Pocket FM was developed by the Berlin-based nonprofit Media in Cooperation and Transition in collaboration with design firm IXDS. MiCT, which focuses on media development in crisis regions and doesn’t usually create hardware, had been working to set up an independent Syrian radio network known as the Syrian Radio Network, or Syrnet, with support from the German Federal Foreign Office. The network combines programming from stations within and outside the country and circulates local reporting from those stations more widely.
As part of its Syrnet project, MiCT helped design the modular, portable Pocket FM to spread the FM signal to areas where it may not be possible to set up a large FM transmitter. (Syrnet shows can also be downloaded from the Internet, but small Pocket FM transmitters set up in the country broadcast the programs locally.)
“The challenge in Syria is that it can be scary, in some areas, to set up big FM transmitters, because they are easy to detect, easy to destroy, and expensive to run,” said Klaas Glenewinkel, MiCT’s co-founder and director. “We had the idea of bringing in many small ones and creating a mesh of radio transmitters so people can access local information where TV and other means have failed.”

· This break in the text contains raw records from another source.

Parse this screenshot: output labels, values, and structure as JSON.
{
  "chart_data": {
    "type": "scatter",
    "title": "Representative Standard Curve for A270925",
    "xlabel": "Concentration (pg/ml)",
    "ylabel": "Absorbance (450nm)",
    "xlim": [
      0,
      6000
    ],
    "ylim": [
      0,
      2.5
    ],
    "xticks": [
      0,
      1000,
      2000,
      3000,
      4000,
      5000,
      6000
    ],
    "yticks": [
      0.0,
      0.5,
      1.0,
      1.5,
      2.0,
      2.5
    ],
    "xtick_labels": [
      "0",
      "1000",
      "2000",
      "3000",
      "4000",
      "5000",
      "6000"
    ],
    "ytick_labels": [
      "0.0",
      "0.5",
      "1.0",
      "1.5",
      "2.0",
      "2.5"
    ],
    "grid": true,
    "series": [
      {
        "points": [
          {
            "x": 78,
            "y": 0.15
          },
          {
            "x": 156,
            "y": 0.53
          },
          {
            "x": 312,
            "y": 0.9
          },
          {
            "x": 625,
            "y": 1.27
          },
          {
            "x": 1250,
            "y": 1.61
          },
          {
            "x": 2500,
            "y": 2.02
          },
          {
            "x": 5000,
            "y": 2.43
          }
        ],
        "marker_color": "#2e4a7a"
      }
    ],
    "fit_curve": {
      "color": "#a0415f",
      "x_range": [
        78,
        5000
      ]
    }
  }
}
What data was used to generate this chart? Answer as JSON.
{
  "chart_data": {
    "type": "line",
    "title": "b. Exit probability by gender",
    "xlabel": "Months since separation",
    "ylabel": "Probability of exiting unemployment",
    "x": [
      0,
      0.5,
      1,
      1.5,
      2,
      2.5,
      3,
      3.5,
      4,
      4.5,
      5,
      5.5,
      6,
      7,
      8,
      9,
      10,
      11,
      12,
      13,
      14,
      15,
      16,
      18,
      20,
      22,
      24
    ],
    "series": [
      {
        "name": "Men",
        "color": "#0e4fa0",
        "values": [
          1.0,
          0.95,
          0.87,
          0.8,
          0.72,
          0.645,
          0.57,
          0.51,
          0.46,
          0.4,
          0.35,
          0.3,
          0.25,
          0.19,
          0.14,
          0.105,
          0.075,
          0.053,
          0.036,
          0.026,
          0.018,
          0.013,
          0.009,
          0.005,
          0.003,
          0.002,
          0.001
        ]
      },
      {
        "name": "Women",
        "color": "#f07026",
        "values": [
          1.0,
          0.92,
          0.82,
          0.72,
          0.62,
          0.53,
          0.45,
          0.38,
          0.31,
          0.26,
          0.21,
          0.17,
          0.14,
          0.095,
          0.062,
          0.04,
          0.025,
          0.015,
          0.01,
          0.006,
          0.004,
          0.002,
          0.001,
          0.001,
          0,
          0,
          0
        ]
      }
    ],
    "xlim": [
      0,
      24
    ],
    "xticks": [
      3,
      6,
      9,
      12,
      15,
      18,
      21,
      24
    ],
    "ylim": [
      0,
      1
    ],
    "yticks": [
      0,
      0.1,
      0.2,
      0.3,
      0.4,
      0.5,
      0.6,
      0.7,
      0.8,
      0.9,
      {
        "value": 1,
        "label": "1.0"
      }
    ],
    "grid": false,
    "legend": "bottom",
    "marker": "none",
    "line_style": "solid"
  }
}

Big radio transmitters, Glenewinkel said, were sometimes stolen by people who then demanded money for their return, or could be co-opted to broadcast certain messages. But a decentralized network of hard-to-spot transmitters circumvents those obstacles and is simpler to set up in remote areas. Pocket can also find new frequencies to broadcast on if one is jammed, and can even send out quick text messages to listeners using the RDS protocol.
“When there is no existing infrastructure that is stable for any kind of media, we thought, let’s come back to good old radio,” Glenewinkel said. “But FM transmitters have not really developed in past 20 or 30 years. So we thought, OK, let’s go back to this and think about what FM transmitters of the future could look like.”
The team that participated in the initial creation of Pocket involved not only staff from MiCT and IXDS but also software developers, people from NGOs, radio engineers, and logistical experts who helped coordinate transport (both legal and illegal) of various pieces of Pocket FM equipment to difficult-to-reach areas. “This is not just an app that you can download from the store. It’s still a physical device. If you want to bring equipment from Germany to Syria, into Aleppo, you need a lot of coordination,” Glenewinkel said.
Critical to the process were Syrian activists and journalists intimately aware of the on-the-ground situation in their home countries. Among those who fled Syria and now reside in Germany, Glenewinkel said, were many qualified journalists with connections to peers and colleagues still in Syria.
Syria isn’t the only country where MiCT is using radio systems to spread information. The first iteration of Pocket FM is also beta-testing in Sierra Leone in collaboration with the Freetown-based Culture Radio, in an effort to target communities that haven’t had access to any media campaigns around the prevention of the spread of Ebola. Various villages across all the country’s provinces received FM transmitters, as well as receivers, to broadcast education and awareness-related content tailored to that region.
MiCT also has initiatives ongoing in other countries such as Yemen and Tanzania. (At the moment MiCT has distributed 23 units of the first prototype of Pocket FM inside Syria, one in Yemen, two in Tanzania, and eight in Sierra Leone.)
The team dedicated to Pocket FM has grown quite a bit since it was first piloted, and is hurrying to finish the new version by the end of the year. (A Slovenian company is manufacturing the hardware.) Developers are working to add features that will bolster security for the journalists and activists who might use the device, including the ability for someone running the transmitter to turn it off remotely via a mobile phone. Other new features include a built-in solar panel, GPS, and Internet connectivity. The more powerful version of Pocket FM will cost about $2,000 (USD).
Glenewinkel said that the team has been getting a lot of requests from people who want to use the device, and he hopes their affordable new version will be on the market soon. When that time comes, the team will be have to be careful about who gets a hold of it.
“Right now the twenty to thirty pieces we have are within our control,” Glenewinkel said. “Once we advertise it and sell it, we will need to have some kind of serious vetting process to find out whether this person who called is actually who they say they are.”